I decided to go on the residency at the Tyrone Guthrie Centre as I am working on my second novel, and felt that the peaceful environment and uninterrupted space would be beneficial to the creative process.
There is also the opportunity to meet other writers, artists, composers and film-makers and to receive critical feedback on your work.
I am thrilled to say that I managed to write 17,000 words over five full writing days, and I wanted to share with you my own experience on how to get the most from a residency.
Set realistic goals
It is important that you set realistic, achievable goals for yourself. For example I aimed to write 3,000 words a day. I knew that this was something that I would be able to achieve, especially in an environment that was conducive to creativity. I know some writers who don’t set themselves a word limit and that’s fine too, whatever works best for you. The main thing is that you come away feeling that you have achieved something during your residency.
Make the most of your time
Going on a residency is not something that you do everyday so make the most of the time that you have. Be prepared to work hard, receiving a bursary to go on a residency is a honour and I think that it is important to make the most of this opportunity by spending your time focused on your writing.
Keep a writer’s diary
I kept a written record of my time on my residency, it is nice to record your experience and any thoughts or feelings that you have during your stay. You can come away with a record of your time and how you felt while you were writing your novel, which you can look back on at a later date.
Don’t push yourself too hard
It is important to put the work in if you want to achieve the most you can from your residency, however, it is important that you don’t push yourself too hard. Creativity is a process that can’t be forced. If you feel that you are unable to write then go for a walk or read a book. Taking a break from the desk to relax is in my opinion all part of the process, and if you don’t reach the target that you set for yourself, don’t worry there is always tomorrow.
Make time to read
There is plenty of time to read during your residency, so make the most of that opportunity. Read a variety of books to enhance your experience. Try reading books that are outside your genre, don’t be afraid to try something different. I brought a variety of books with me from classic works of fiction, to short story collections as well as children’s and YA fiction.

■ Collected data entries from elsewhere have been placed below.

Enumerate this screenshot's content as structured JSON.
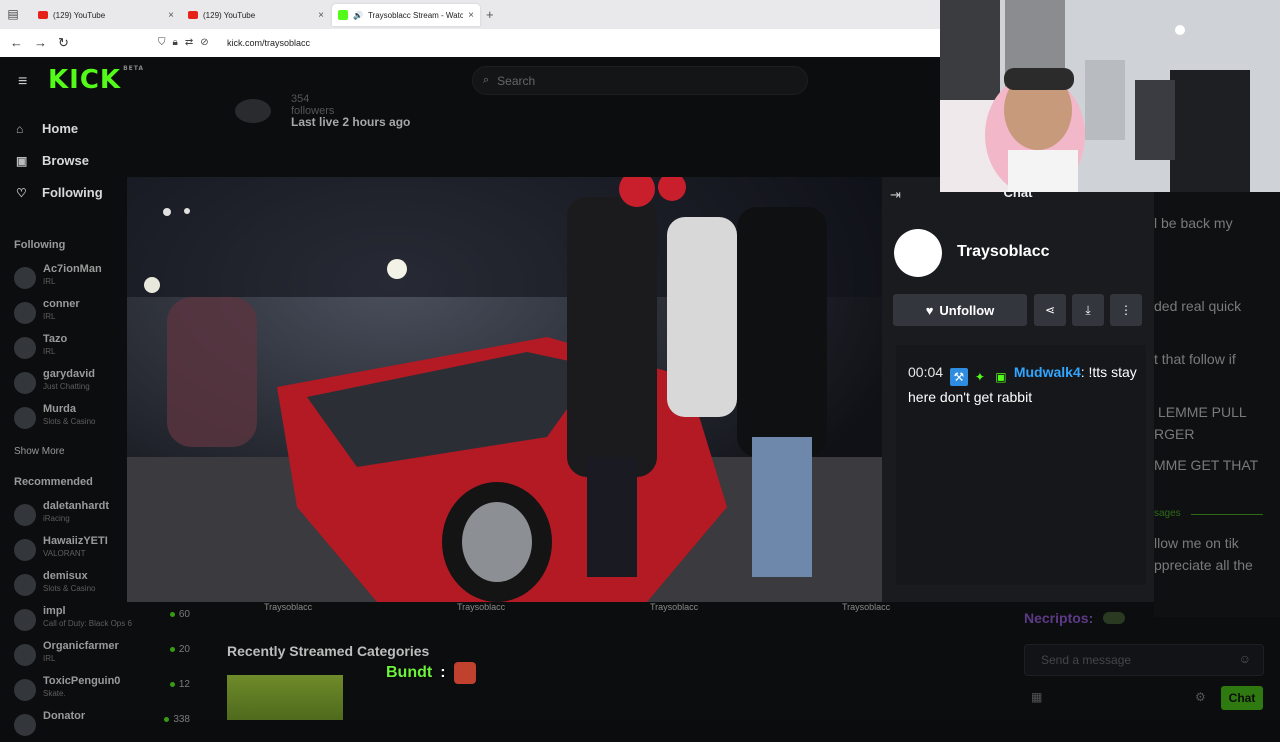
{
  "browser": {
    "tabs": [
      {
        "title": "(129) YouTube",
        "close": "×"
      },
      {
        "title": "(129) YouTube",
        "close": "×"
      },
      {
        "title": "Traysoblacc Stream - Watch",
        "close": "×",
        "audio": "🔊"
      }
    ],
    "new_tab": "+",
    "url": "kick.com/traysoblacc",
    "nav": {
      "back": "←",
      "forward": "→",
      "reload": "↻"
    }
  },
  "site": {
    "logo": "KICK",
    "logo_badge": "BETA",
    "search_placeholder": "Search"
  },
  "sidebar": {
    "nav": [
      {
        "label": "Home",
        "icon": "home-icon",
        "glyph": "⌂"
      },
      {
        "label": "Browse",
        "icon": "browse-icon",
        "glyph": "▣"
      },
      {
        "label": "Following",
        "icon": "heart-icon",
        "glyph": "♡"
      }
    ],
    "following_label": "Following",
    "following": [
      {
        "name": "Ac7ionMan",
        "category": "IRL"
      },
      {
        "name": "conner",
        "category": "IRL"
      },
      {
        "name": "Tazo",
        "category": "IRL"
      },
      {
        "name": "garydavid",
        "category": "Just Chatting"
      },
      {
        "name": "Murda",
        "category": "Slots & Casino"
      }
    ],
    "show_more": "Show More",
    "recommended_label": "Recommended",
    "recommended": [
      {
        "name": "daletanhardt",
        "category": "iRacing",
        "viewers": ""
      },
      {
        "name": "HawaiizYETI",
        "category": "VALORANT",
        "viewers": ""
      },
      {
        "name": "demisux",
        "category": "Slots & Casino",
        "viewers": ""
      },
      {
        "name": "impl",
        "category": "Call of Duty: Black Ops 6",
        "viewers": "60"
      },
      {
        "name": "Organicfarmer",
        "category": "IRL",
        "viewers": "20"
      },
      {
        "name": "ToxicPenguin0",
        "category": "Skate.",
        "viewers": "12"
      },
      {
        "name": "Donator",
        "category": "",
        "viewers": "338"
      }
    ]
  },
  "channel": {
    "followers": "354 followers",
    "last_live": "Last live 2 hours ago",
    "watermark": "Traysoblacc",
    "recent_categories": "Recently Streamed Categories"
  },
  "overlay": {
    "bundt_name": "Bundt",
    "bundt_sep": ":"
  },
  "chat": {
    "title": "Chat",
    "streamer": "Traysoblacc",
    "unfollow": "Unfollow",
    "message": {
      "time": "00:04",
      "user": "Mudwalk4",
      "text": ": !tts stay here don't get rabbit"
    },
    "background_lines": [
      "l be back my",
      "ded real quick",
      "t that follow if",
      "LEMME PULL",
      "RGER",
      "MME GET THAT",
      "sages",
      "llow me on tik",
      "ppreciate all the"
    ],
    "necriptos": "Necriptos:",
    "send_placeholder": "Send a message",
    "chat_button": "Chat"
  },
  "colors": {
    "kick_green": "#53fc18",
    "username_blue": "#31a6ff",
    "bundt_green": "#6df23c"
  }
}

Talk to other writers/artists
A residency gives you a unique opportunity to meet other writers, artists and creative people. Make the most of this, arrange a night where you read your work to others and receive feedback. Go on studio visits to see what artists and composers are working on. You can receive inspiration by interacting with likeminded people. However, it is important that you ensure that you are precious about your writing time as that is the most important part of your residency. During my residency we participated in discussions about the creative process after dinner when the working day was over.
Now that the residency is over, I am busy preparing for the release of my debut novel “The Ghosts of Magnificent Children” which will be published in October by the wonderful Irish publisher Poolbeg Press.